Yes, the Humane Society of the United States is still trying to stop animal shelters from putting discarded pets to sleep. But the group has turned much of its attention in another direction industrialized agriculture. A Humane Society-backed proposition to require more humane treatment of farm animals is before California voters on Election Day. TIME talked to Wayne Pacelle, the group's president, about his differences with PETA, why everyone doesn't have to go vegetarian (at least not yet), and the trauma of being an undercover slaughter house investigator.
What does humane treatment of farm animals mean?
Veal calves, breeding pigs and laying hens are confined in cages and crates barely larger than their bodies. We believe that is fundamentally inhumane and cruel. Prop 2 stipulates that these specific farm animals should have the opportunity to stand up, lie down, turn around, and freely extend their limbs.
Do you expect some farmers to go out of business if this proposition passes?
Prop 2 gives farmers six years to transition to more humane methods. I don't think one farmer who is competent is going to go out of business because of Prop 2. The farmers who are unable to adapt will go out of business. Those who adapt and understand the needs of consumers will thrive.
There are people in the animal rights movement worried that if Prop 2 passes, it will condone the practice of factory farming. How do you react?
Social change occurs on an incremental pathway. For those who want to see more people adopt a vegetarian diet and not have animals slaughtered for food at all I do believe that this discussion about Prop 2 builds important awareness about our responsibilities to animals.
Is your ultimate goal to get everyone eat vegetarian?
These animals can't wait for some vegetarian nirvana to occur. They need help right now and the Humane Society of the United States is focused on alleviating their suffering.
But do you see this as a first step toward universal vegetarianism?

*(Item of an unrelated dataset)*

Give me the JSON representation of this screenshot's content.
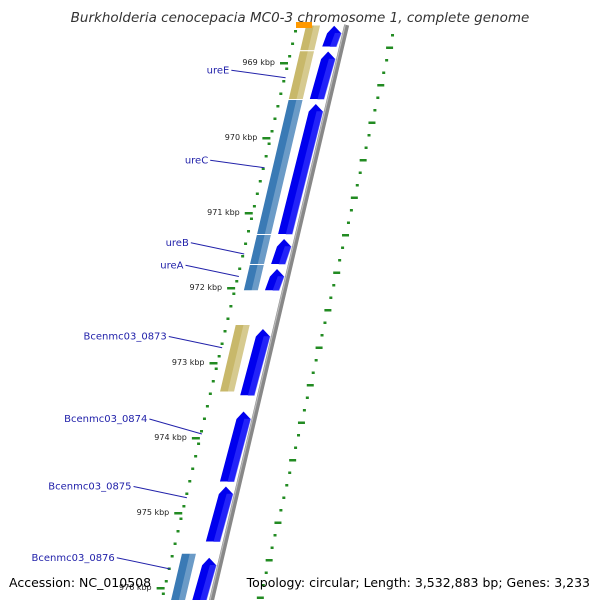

No, I don't really. I don't. We're a pluralistic society and we have pluralism when it comes to food as well. But there must be a minimum set of standards that prevent egregious cruelty from being meted out on animals raised for meat.
When did you first become a vegan?
I was 19.
Were you vegetarian first or did you go all in with veganism?
Basically, I went all in. But I don't have any illusions that that's where the majority of people in America are. I'm an exceedingly pragmatic person.
What do you think about PETA's methods?
There's a pretty wide difference between the Humane Society and PETA in terms of tactics and tone and perhaps even some philosophy. But I give PETA credit for moving the needle on a number of matters, including animal testing. We feel like we're positioned exactly where we want to be in the mainstream of American society.
Do you think either of the presidential candidates would make a
difference on animal issues?
The Humane Society of the U.S. is rigidly non-partisan. I do hold a position with the Humane Society Legislative Fund, which is a separate organization with a separate board of directors. I think our biggest concern at the legislative fund is Sarah Palin's very hostile record toward animal protection. She was the leader in Alaska of a program that promoted aerial gunning of wolves and bears and that has really raised alarm bells with us.
Last year, a Humane Society undercover investigation of at a California meat packing plant led to the largest beef recall in U.S. history. (Cows too sick to stand were hoisted to slaughter on fork lifts, among other abuses.) Do you worry about the psychological impact of that undercover work?
We have professional investigators. It takes a special person to be able to witness and document abuse and not be emotionally traumatized by it. I do worry about post traumatic stress disorder with our investigators because they see the worst things that humans do to other creatures.
After Prop 2 in California, what's next on your agenda?
We're out to eliminate cock fighting and dog fighting. We are trying to stop the Canadian seal hunts and other large-scale commercial killing of marine mammals. We are trying to shut down canned hunts, where people shoot animals in fenced enclosures for a fee and a guaranteed kill arrangement. We are working toward eliminating euthanasia of dogs and cats in shelters and animal control agencies.
Our mission is simple in terms of kindness to animals, but our charge is vast. Unfortunately, we don't see any end to human-caused cruelty to animals.